Contrasting with Texas, where I have a federal tax credit on solar installation, I have zero incentives from the state, and very limited options for power buy-back.

Rant: I have hundreds of retail electric providers competing for selling me electricity, but only three willing to buy it back, and two of those are really the same company: Green Mountain and NRG. Green Mountain had the best deal, selling and buying power at the same price. If I manage to run negative, then it just goes into a virtual bank account. They'll never actually cut me a check.

Still, despite the decided lack of incentives, a few months ago, we installed solar. We have a 9kW system (36 panels, 250W peak each, and Enphase micro-inverters). I basically just wrote a really big check and now I get cheaper electricity for the next two decades.

Our house is a bit rectangular, with the longer sides facing east and west, so the solar guys decided to have an east-facing bank and a west-facing bank. This means that in the morning, the west-array is in shade and in the afternoon the east-array is in shade. Not exactly optimal, but the best they could do with my house.
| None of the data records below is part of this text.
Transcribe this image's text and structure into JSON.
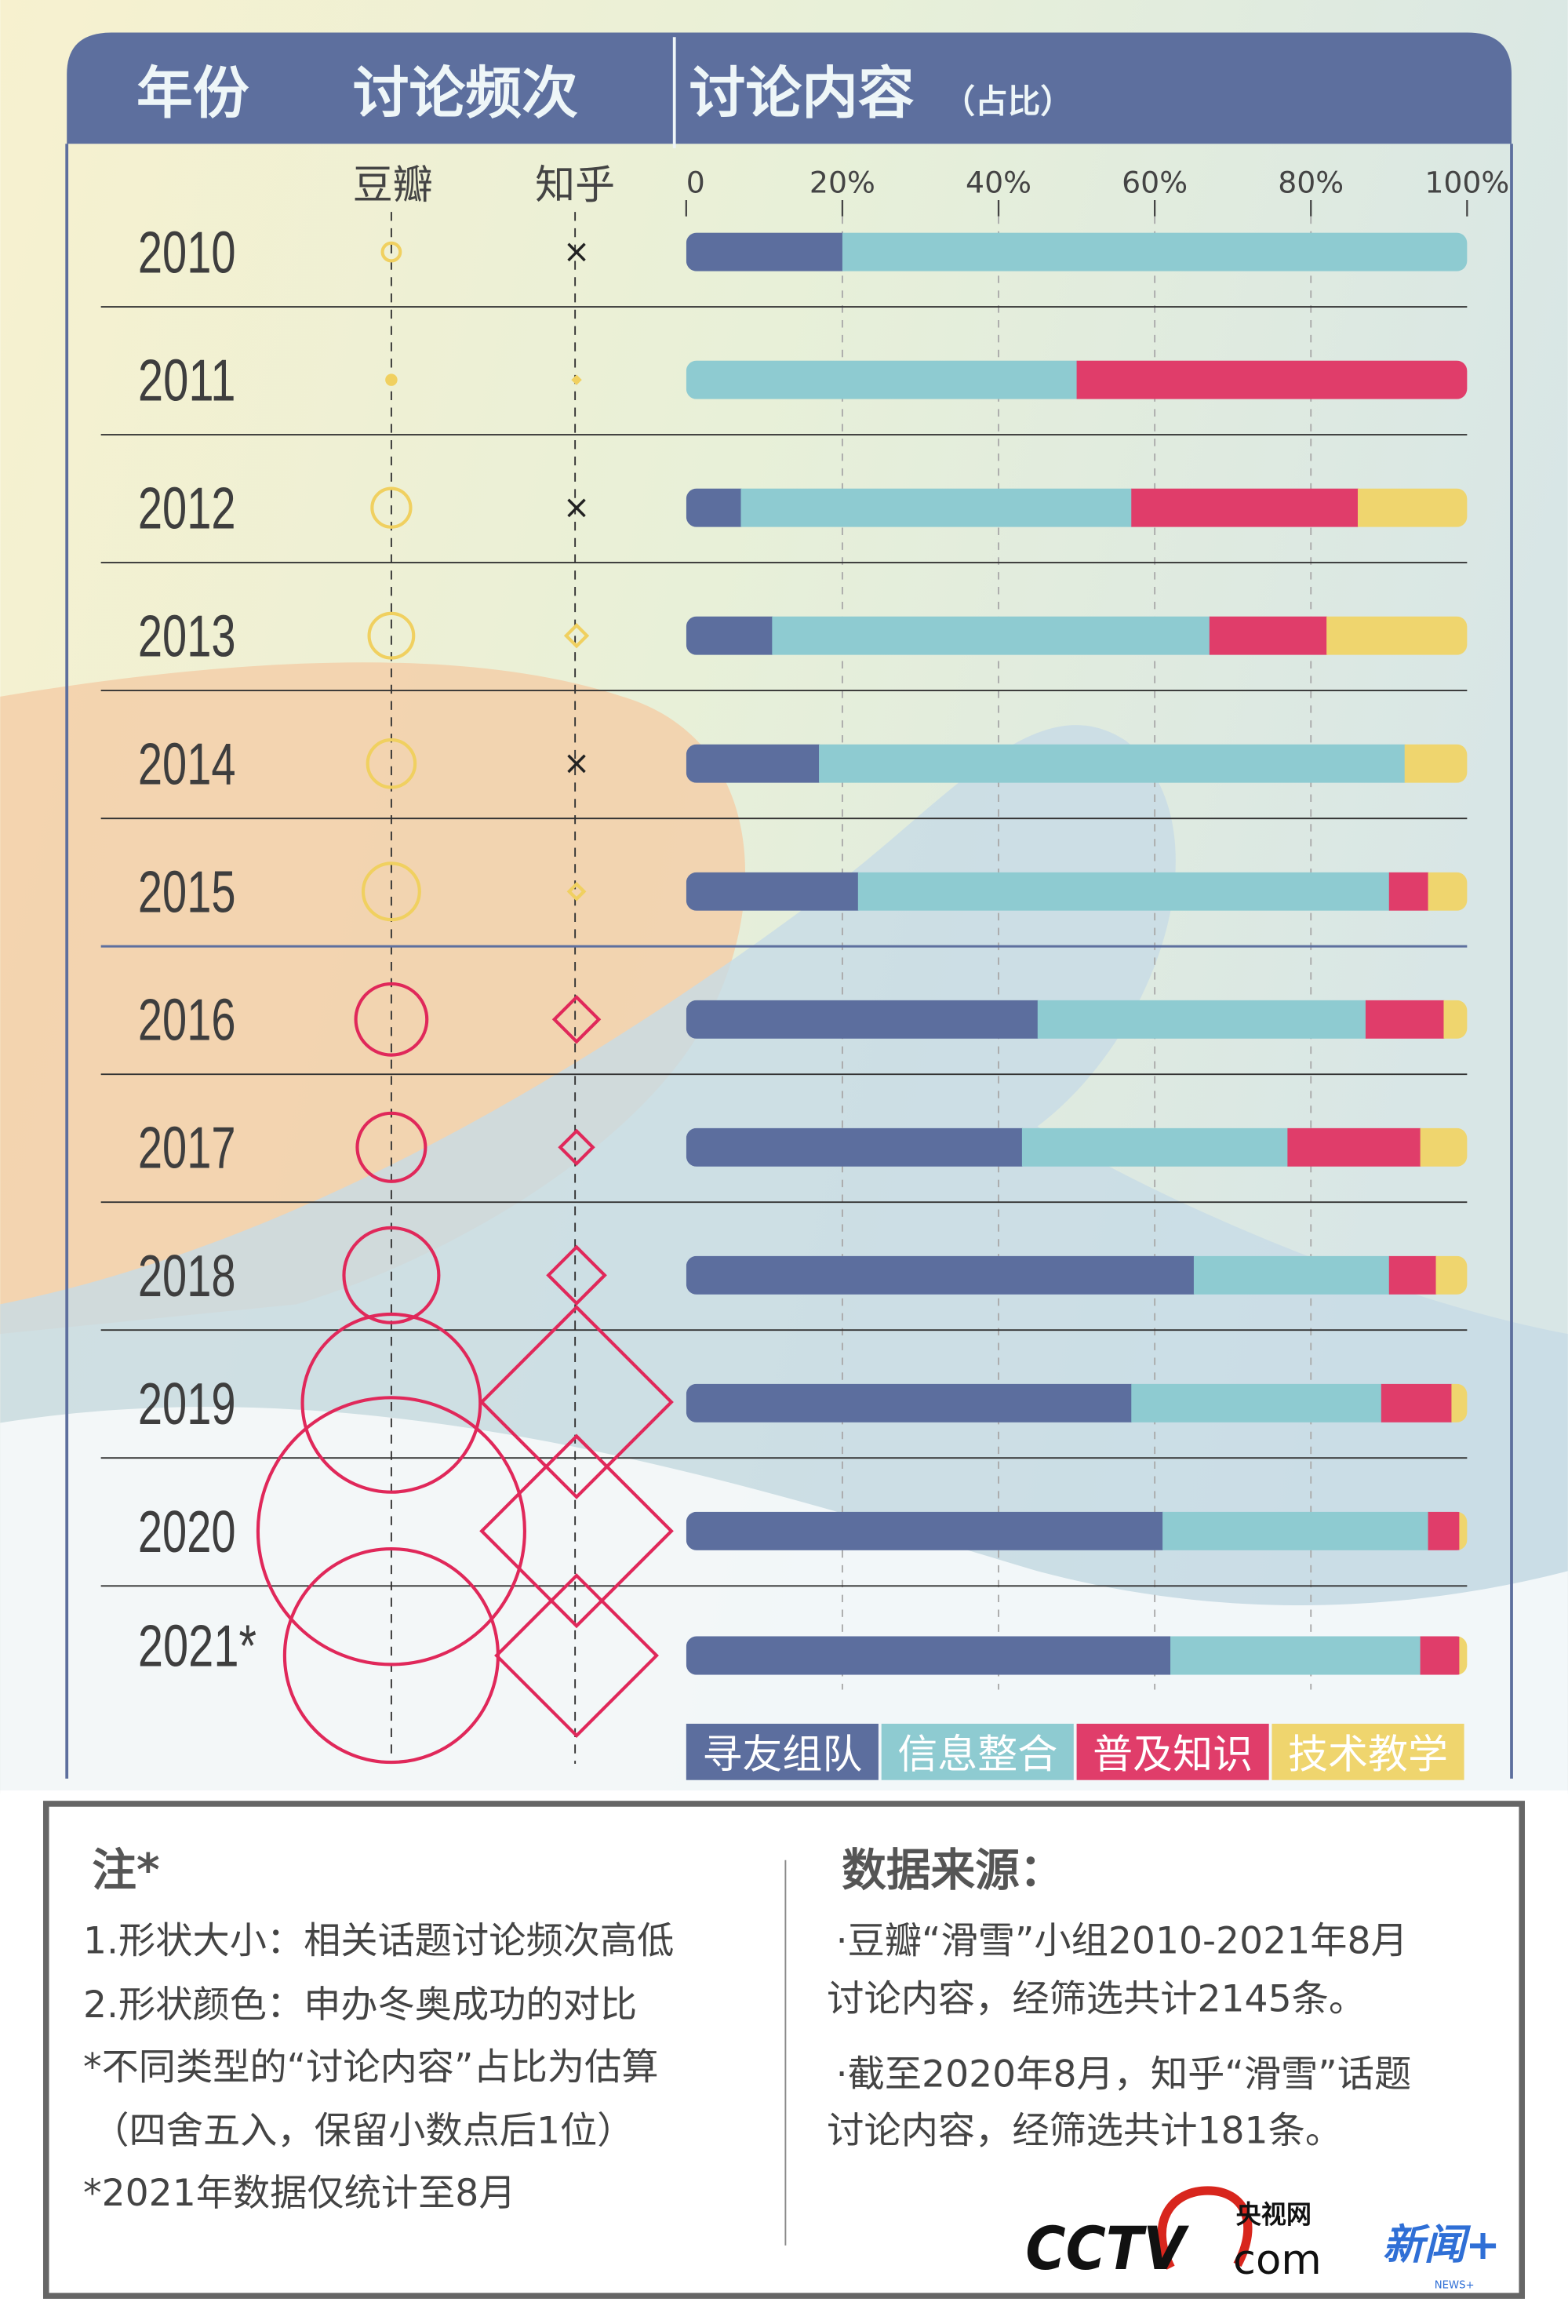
{
  "header": {
    "year_label": "年份",
    "frequency_label": "讨论频次",
    "content_label": "讨论内容",
    "content_sub": "（占比）",
    "douban": "豆瓣",
    "zhihu": "知乎"
  },
  "colors": {
    "header_bg": "#5d6f9e",
    "series": [
      "#5c6e9e",
      "#8ecbd1",
      "#e03d6a",
      "#efd56e"
    ],
    "marker_pre2016": "#f0d060",
    "marker_post2016": "#e0285a"
  },
  "chart_data": {
    "type": "bar",
    "stacked": true,
    "orientation": "horizontal",
    "categories": [
      "2010",
      "2011",
      "2012",
      "2013",
      "2014",
      "2015",
      "2016",
      "2017",
      "2018",
      "2019",
      "2020",
      "2021*"
    ],
    "xlim": [
      0,
      100
    ],
    "x_ticks": [
      "0",
      "20%",
      "40%",
      "60%",
      "80%",
      "100%"
    ],
    "grid": true,
    "legend_position": "bottom-right",
    "series": [
      {
        "name": "寻友组队",
        "values": [
          20,
          0,
          7,
          11,
          17,
          22,
          45,
          43,
          65,
          57,
          61,
          62
        ]
      },
      {
        "name": "信息整合",
        "values": [
          80,
          50,
          50,
          56,
          75,
          68,
          42,
          34,
          25,
          32,
          34,
          32
        ]
      },
      {
        "name": "普及知识",
        "values": [
          0,
          50,
          29,
          15,
          0,
          5,
          10,
          17,
          6,
          9,
          4,
          5
        ]
      },
      {
        "name": "技术教学",
        "values": [
          0,
          0,
          14,
          18,
          8,
          5,
          3,
          6,
          4,
          2,
          1,
          1
        ]
      }
    ],
    "frequency_markers": {
      "douban": {
        "shape": "circle",
        "relative_size": [
          6,
          3,
          13,
          15,
          16,
          19,
          24,
          23,
          32,
          60,
          90,
          72
        ]
      },
      "zhihu": {
        "shape": "diamond",
        "relative_size": [
          null,
          2,
          null,
          7,
          null,
          5,
          15,
          11,
          19,
          64,
          64,
          54
        ],
        "none_marker": "×"
      },
      "color_change_year": "2016"
    }
  },
  "notes": {
    "title": "注*",
    "lines": [
      "1.形状大小：相关话题讨论频次高低",
      "2.形状颜色：申办冬奥成功的对比",
      "*不同类型的“讨论内容”占比为估算",
      "（四舍五入，保留小数点后1位）",
      "*2021年数据仅统计至8月"
    ]
  },
  "source": {
    "title": "数据来源：",
    "lines": [
      "·豆瓣“滑雪”小组2010-2021年8月",
      "讨论内容，经筛选共计2145条。",
      "·截至2020年8月，知乎“滑雪”话题",
      "讨论内容，经筛选共计181条。"
    ]
  },
  "logos": {
    "cctv": "CCTV",
    "cctv_cn": "央视网",
    "cctv_com": "com",
    "news": "新闻+",
    "news_en": "NEWS+"
  }
}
What's nice about Enphase is that you get a seriously nerdy web and app experience to see how your roof is doing. They even include an optional public-facing thing (which you can disable if you're concerned with privacy). Here's my house. What that view doesn't show you is that on a cloudless bright day, I'm getting a peak of 4.5kW out of my roof, maybe half of it's rated peak power. When summer rolls around, I hope that number goes higher. Still, my monthly power usage in the winter tends to be in the 600-800kWh range, which is roughly what the solar system is putting out. In the summer, we'll get more light, and we'll be running the air conditioning more, so hopefully those continue to cancel each other out.
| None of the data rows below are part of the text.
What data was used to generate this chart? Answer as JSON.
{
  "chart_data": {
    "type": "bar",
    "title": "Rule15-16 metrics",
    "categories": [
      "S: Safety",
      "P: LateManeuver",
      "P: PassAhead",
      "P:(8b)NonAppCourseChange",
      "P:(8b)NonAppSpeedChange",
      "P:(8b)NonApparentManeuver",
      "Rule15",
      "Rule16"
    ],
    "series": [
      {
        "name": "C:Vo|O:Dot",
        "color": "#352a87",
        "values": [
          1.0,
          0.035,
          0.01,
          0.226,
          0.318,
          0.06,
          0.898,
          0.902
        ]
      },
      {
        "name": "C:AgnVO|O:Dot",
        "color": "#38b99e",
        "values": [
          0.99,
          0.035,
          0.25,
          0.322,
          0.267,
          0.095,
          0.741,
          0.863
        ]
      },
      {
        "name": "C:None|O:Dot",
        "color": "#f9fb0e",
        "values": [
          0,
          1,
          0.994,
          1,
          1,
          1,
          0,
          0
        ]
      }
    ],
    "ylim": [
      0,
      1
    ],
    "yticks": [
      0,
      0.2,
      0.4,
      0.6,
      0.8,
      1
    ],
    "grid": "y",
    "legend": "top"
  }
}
Curiously, Enphase uses power-line networking of some sort. You plug a box into your power mains on one end and your Ethernet on the other, and it does everything else.

More nerdy details:

Solar panels are kinda like giant batteries on your roof. Traditional systems just wire them in series, but if you've got a shadow on any one panel, it increases the resistance for the whole damn array. This is supposedly the big benefit for Enphase. Because each panel has its own inverter, a shadow on any one panel (e.g., from an exhaust vent on your roof) will cause only the one panel to produce less.

The only downside of the microinverter business is that Enphase's biggest modules only do something like 255W, versus the 350W panels that you can buy from LG and perhaps some other vendors by now. For my roof, where we've got plenty of space, it's a non-issue, but if you're very limited in your available roof and you decide to go with the bigger wattage panels, then you're not going with Enphase.